Progeria, Sanfilippo Syndrome, Epidermolysis Bullosa, & Cdkl5 Deficiency: AI-Driven 3D Facial Morphometry, Advanced Gene Therapies, Biomarkers, Genetic Pathologies, Etiology, Epidemiology, Diagnostic Odyssey, Machine Learning
Abstract
Rare genetic disorders, such as Hutchinson–Gilford Progeria Syndrome (HGPS), Sanfilippo Syndrome (MPS III), Epidermolysis Bullosa (EB) and CDKL5 Deficiency Disorder (CDKL5), are often genetically complex, phenotypically variable and late diagnosed, leading to difficulties in diagnosis and treatment. The use of recent advances in artificial intelligence (AI), machine learning (ML), multi-omics technologies, and the discovery of biomarkers has enhanced early detection of disease, genotype–phenotype correlation, and precision diagnostics. This review covers the latest advancements in AI-assisted diagnosis, genetic pathology, biomarker identification, and the development of novel therapeutic strategies like gene editing, gene replacement therapy, RNA-based therapeutics, and AI-driven drug discovery. The review also touches upon the relevance of explainable AI, clinical decision support systems and integrated multi-omics for personalized medicine.
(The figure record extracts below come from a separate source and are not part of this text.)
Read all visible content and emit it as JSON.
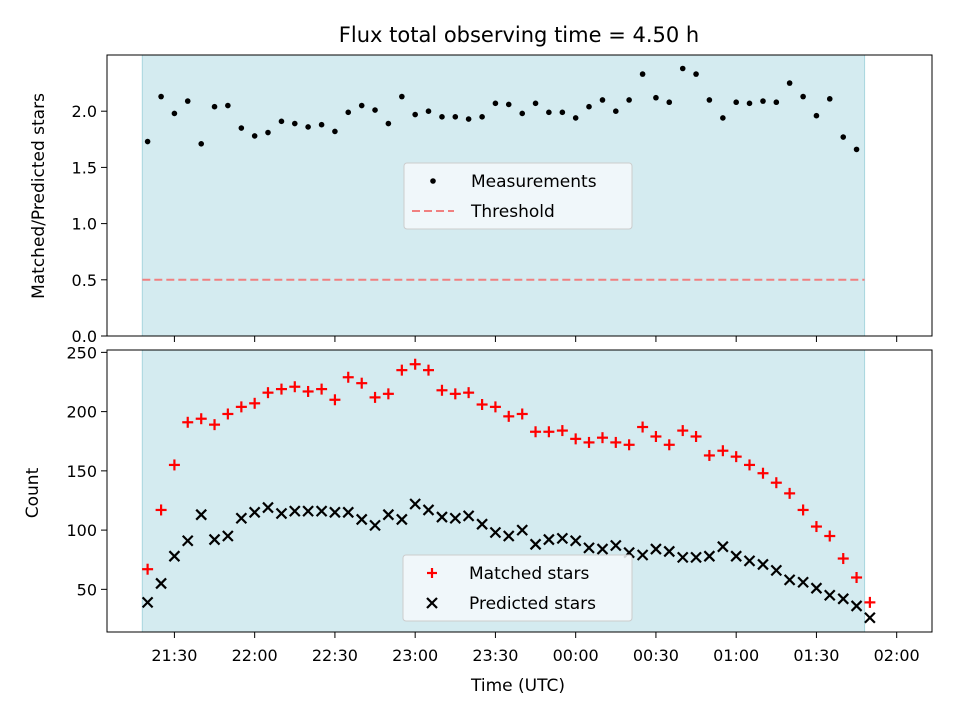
{
  "title": "Flux total observing time = 4.50 h",
  "colors": {
    "band": "#d4ebf0",
    "band_edge": "#a9d6df",
    "measurement": "#000000",
    "threshold": "#f08080",
    "matched": "#ff0000",
    "predicted": "#000000"
  },
  "chart_data": [
    {
      "type": "scatter",
      "ylabel": "Matched/Predicted stars",
      "xlim": [
        -0.42,
        4.72
      ],
      "ylim": [
        0,
        2.5
      ],
      "yticks": [
        {
          "v": 0.0,
          "label": "0.0"
        },
        {
          "v": 0.5,
          "label": "0.5"
        },
        {
          "v": 1.0,
          "label": "1.0"
        },
        {
          "v": 1.5,
          "label": "1.5"
        },
        {
          "v": 2.0,
          "label": "2.0"
        }
      ],
      "observing_window": [
        -0.2,
        4.3
      ],
      "legend": {
        "position": "center",
        "entries": [
          {
            "label": "Measurements",
            "marker": "dot"
          },
          {
            "label": "Threshold",
            "marker": "dashed-line"
          }
        ]
      },
      "threshold": {
        "name": "Threshold",
        "value": 0.5
      },
      "series": [
        {
          "name": "Measurements",
          "x": [
            -0.167,
            -0.083,
            0,
            0.083,
            0.167,
            0.25,
            0.333,
            0.417,
            0.5,
            0.583,
            0.667,
            0.75,
            0.833,
            0.917,
            1.0,
            1.083,
            1.167,
            1.25,
            1.333,
            1.417,
            1.5,
            1.583,
            1.667,
            1.75,
            1.833,
            1.917,
            2.0,
            2.083,
            2.167,
            2.25,
            2.333,
            2.417,
            2.5,
            2.583,
            2.667,
            2.75,
            2.833,
            2.917,
            3.0,
            3.083,
            3.167,
            3.25,
            3.333,
            3.417,
            3.5,
            3.583,
            3.667,
            3.75,
            3.833,
            3.917,
            4.0,
            4.083,
            4.167,
            4.25
          ],
          "y": [
            1.73,
            2.13,
            1.98,
            2.09,
            1.71,
            2.04,
            2.05,
            1.85,
            1.78,
            1.81,
            1.91,
            1.89,
            1.86,
            1.88,
            1.82,
            1.99,
            2.05,
            2.01,
            1.89,
            2.13,
            1.97,
            2.0,
            1.95,
            1.95,
            1.93,
            1.95,
            2.07,
            2.06,
            1.98,
            2.07,
            1.99,
            1.99,
            1.94,
            2.04,
            2.1,
            2.0,
            2.1,
            2.33,
            2.12,
            2.08,
            2.38,
            2.33,
            2.1,
            1.94,
            2.08,
            2.07,
            2.09,
            2.08,
            2.25,
            2.13,
            1.96,
            2.11,
            1.77,
            1.66
          ]
        }
      ]
    },
    {
      "type": "scatter",
      "xlabel": "Time (UTC)",
      "ylabel": "Count",
      "xlim": [
        -0.42,
        4.72
      ],
      "ylim": [
        14,
        252
      ],
      "yticks": [
        {
          "v": 50,
          "label": "50"
        },
        {
          "v": 100,
          "label": "100"
        },
        {
          "v": 150,
          "label": "150"
        },
        {
          "v": 200,
          "label": "200"
        },
        {
          "v": 250,
          "label": "250"
        }
      ],
      "xticks": [
        {
          "v": 0,
          "label": "21:30"
        },
        {
          "v": 0.5,
          "label": "22:00"
        },
        {
          "v": 1.0,
          "label": "22:30"
        },
        {
          "v": 1.5,
          "label": "23:00"
        },
        {
          "v": 2.0,
          "label": "23:30"
        },
        {
          "v": 2.5,
          "label": "00:00"
        },
        {
          "v": 3.0,
          "label": "00:30"
        },
        {
          "v": 3.5,
          "label": "01:00"
        },
        {
          "v": 4.0,
          "label": "01:30"
        },
        {
          "v": 4.5,
          "label": "02:00"
        }
      ],
      "observing_window": [
        -0.2,
        4.3
      ],
      "legend": {
        "position": "lower center",
        "entries": [
          {
            "label": "Matched stars",
            "marker": "plus"
          },
          {
            "label": "Predicted stars",
            "marker": "cross"
          }
        ]
      },
      "series": [
        {
          "name": "Matched stars",
          "x": [
            -0.167,
            -0.083,
            0,
            0.083,
            0.167,
            0.25,
            0.333,
            0.417,
            0.5,
            0.583,
            0.667,
            0.75,
            0.833,
            0.917,
            1.0,
            1.083,
            1.167,
            1.25,
            1.333,
            1.417,
            1.5,
            1.583,
            1.667,
            1.75,
            1.833,
            1.917,
            2.0,
            2.083,
            2.167,
            2.25,
            2.333,
            2.417,
            2.5,
            2.583,
            2.667,
            2.75,
            2.833,
            2.917,
            3.0,
            3.083,
            3.167,
            3.25,
            3.333,
            3.417,
            3.5,
            3.583,
            3.667,
            3.75,
            3.833,
            3.917,
            4.0,
            4.083,
            4.167,
            4.25,
            4.333
          ],
          "y": [
            67,
            117,
            155,
            191,
            194,
            189,
            198,
            204,
            207,
            216,
            219,
            221,
            217,
            219,
            210,
            229,
            224,
            212,
            215,
            235,
            240,
            235,
            218,
            215,
            216,
            206,
            204,
            196,
            198,
            183,
            183,
            184,
            177,
            174,
            178,
            174,
            172,
            187,
            179,
            172,
            184,
            179,
            163,
            167,
            162,
            155,
            148,
            140,
            131,
            117,
            103,
            95,
            76,
            60,
            39
          ]
        },
        {
          "name": "Predicted stars",
          "x": [
            -0.167,
            -0.083,
            0,
            0.083,
            0.167,
            0.25,
            0.333,
            0.417,
            0.5,
            0.583,
            0.667,
            0.75,
            0.833,
            0.917,
            1.0,
            1.083,
            1.167,
            1.25,
            1.333,
            1.417,
            1.5,
            1.583,
            1.667,
            1.75,
            1.833,
            1.917,
            2.0,
            2.083,
            2.167,
            2.25,
            2.333,
            2.417,
            2.5,
            2.583,
            2.667,
            2.75,
            2.833,
            2.917,
            3.0,
            3.083,
            3.167,
            3.25,
            3.333,
            3.417,
            3.5,
            3.583,
            3.667,
            3.75,
            3.833,
            3.917,
            4.0,
            4.083,
            4.167,
            4.25,
            4.333
          ],
          "y": [
            39,
            55,
            78,
            91,
            113,
            92,
            95,
            110,
            115,
            119,
            114,
            116,
            116,
            116,
            115,
            115,
            109,
            104,
            113,
            109,
            122,
            117,
            111,
            110,
            112,
            105,
            98,
            95,
            100,
            88,
            92,
            93,
            91,
            85,
            84,
            87,
            81,
            79,
            84,
            82,
            77,
            77,
            78,
            86,
            78,
            74,
            71,
            66,
            58,
            56,
            51,
            45,
            42,
            36,
            26
          ]
        }
      ]
    }
  ]
}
Although progress has been made, there are still many obstacles, including small patient cohorts, disease diversity, efficacy and safety of therapy, ethical issues and regulatory standardization. In conclusion, the combination of AI and cutting-edge molecular medicine holds significant promise for improving the diagnosis, management, and individualized treatment of rare genetic diseases.